Open Access Research Article

Extraction of Protein Interaction Data: A Comparative Analysis of Methods in Use

Hena Jose, Thangavel Vadivukarasi and Jyothi Devakumar*

Author Affiliations

Jubilant Biosys Ltd., #96, Industrial Suburb, 2nd Stage, Yeshwanthpur, Bangalore 560 022, India

For all author emails, please log on.

EURASIP Journal on Bioinformatics and Systems Biology 2007, 2007:53096 doi:10.1155/2007/53096

Published: 9 December 2007

Abstract

Several natural language processing tools, both commercial and freely available, are used to extract protein interactions from publications. Methods used by these tools include pattern matching to dynamic programming with individual recall and precision rates.
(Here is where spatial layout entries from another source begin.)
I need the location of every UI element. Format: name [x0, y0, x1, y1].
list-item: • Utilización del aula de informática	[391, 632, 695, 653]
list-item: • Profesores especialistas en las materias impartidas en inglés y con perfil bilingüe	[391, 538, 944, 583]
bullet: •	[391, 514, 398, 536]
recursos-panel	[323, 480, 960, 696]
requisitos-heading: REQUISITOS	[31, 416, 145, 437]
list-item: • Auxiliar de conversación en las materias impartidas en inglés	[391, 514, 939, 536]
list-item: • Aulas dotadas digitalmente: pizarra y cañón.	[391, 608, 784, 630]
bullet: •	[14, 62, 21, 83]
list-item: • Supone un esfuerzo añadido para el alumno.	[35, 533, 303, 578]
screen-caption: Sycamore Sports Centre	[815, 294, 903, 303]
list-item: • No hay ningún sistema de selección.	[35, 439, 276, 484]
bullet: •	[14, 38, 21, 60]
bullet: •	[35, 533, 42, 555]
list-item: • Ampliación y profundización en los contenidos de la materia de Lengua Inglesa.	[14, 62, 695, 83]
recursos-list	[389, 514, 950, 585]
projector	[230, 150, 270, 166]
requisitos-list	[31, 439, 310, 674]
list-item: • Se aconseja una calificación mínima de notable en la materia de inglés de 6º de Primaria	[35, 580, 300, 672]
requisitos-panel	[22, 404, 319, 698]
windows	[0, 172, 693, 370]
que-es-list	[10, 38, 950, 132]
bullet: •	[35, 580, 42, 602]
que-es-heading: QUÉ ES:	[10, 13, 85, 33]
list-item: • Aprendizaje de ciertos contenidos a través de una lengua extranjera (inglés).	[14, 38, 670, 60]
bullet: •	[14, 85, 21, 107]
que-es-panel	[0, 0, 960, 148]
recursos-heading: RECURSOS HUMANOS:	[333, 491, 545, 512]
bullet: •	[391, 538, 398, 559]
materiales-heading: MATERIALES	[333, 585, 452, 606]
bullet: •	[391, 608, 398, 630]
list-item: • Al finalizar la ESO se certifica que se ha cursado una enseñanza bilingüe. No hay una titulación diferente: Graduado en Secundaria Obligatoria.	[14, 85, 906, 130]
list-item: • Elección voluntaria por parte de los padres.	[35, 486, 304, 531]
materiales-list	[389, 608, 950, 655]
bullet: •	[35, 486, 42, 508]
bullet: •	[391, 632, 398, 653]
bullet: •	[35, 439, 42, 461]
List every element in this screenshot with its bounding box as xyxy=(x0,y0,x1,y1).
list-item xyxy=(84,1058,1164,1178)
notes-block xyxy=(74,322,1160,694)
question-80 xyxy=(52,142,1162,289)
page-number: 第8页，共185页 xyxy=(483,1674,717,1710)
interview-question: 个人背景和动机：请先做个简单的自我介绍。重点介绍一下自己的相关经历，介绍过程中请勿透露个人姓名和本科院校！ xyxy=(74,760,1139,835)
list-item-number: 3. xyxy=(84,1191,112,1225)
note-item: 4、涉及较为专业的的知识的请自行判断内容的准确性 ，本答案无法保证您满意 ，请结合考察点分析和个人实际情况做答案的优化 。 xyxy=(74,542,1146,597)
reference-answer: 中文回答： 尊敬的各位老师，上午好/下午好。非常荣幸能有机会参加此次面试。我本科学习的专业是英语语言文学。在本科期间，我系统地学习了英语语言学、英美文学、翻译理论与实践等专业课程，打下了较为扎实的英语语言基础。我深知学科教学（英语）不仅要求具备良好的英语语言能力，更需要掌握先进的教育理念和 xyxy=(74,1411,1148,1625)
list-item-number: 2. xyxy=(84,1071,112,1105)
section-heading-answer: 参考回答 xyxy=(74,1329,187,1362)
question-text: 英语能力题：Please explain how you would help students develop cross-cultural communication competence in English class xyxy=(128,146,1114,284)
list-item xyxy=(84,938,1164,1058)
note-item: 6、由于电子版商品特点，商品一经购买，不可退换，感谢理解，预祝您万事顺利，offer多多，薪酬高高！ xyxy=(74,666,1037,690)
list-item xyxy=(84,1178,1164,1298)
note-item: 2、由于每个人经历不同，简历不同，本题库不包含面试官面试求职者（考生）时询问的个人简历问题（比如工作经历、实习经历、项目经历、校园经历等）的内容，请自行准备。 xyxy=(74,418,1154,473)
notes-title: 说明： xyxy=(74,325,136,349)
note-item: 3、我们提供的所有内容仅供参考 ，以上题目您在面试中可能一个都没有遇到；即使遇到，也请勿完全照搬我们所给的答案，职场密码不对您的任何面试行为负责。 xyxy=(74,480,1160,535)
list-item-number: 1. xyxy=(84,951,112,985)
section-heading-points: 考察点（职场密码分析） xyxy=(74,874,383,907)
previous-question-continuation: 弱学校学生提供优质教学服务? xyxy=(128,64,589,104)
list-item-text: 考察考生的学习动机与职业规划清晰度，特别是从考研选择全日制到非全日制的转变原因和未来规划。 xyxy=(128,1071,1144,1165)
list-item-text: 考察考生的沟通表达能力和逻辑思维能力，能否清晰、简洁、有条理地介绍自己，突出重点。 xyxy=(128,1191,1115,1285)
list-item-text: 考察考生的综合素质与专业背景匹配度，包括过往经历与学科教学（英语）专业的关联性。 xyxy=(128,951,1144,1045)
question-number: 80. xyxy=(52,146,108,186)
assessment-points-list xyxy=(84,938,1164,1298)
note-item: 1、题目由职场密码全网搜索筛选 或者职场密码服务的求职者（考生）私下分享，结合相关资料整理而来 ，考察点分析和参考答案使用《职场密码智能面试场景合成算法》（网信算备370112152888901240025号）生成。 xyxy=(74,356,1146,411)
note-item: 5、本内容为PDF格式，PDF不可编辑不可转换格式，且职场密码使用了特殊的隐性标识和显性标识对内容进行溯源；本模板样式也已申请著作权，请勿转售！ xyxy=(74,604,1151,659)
A methodical survey of these tools, keeping in mind the minimum interaction information a researcher would need, in comparison to manual analysis has not been carried out. We compared data generated using some of the selected NLP tools with manually curated protein interaction data (PathArt and IMaps) to comparatively determine the recall and precision rate. The rates were found to be lower than the published scores when a normalized definition for interaction is considered. Each data point captured wrongly or not picked up by the tool was analyzed. Our evaluation brings forth critical failures of NLP tools and provides pointers for the development of an ideal NLP tool.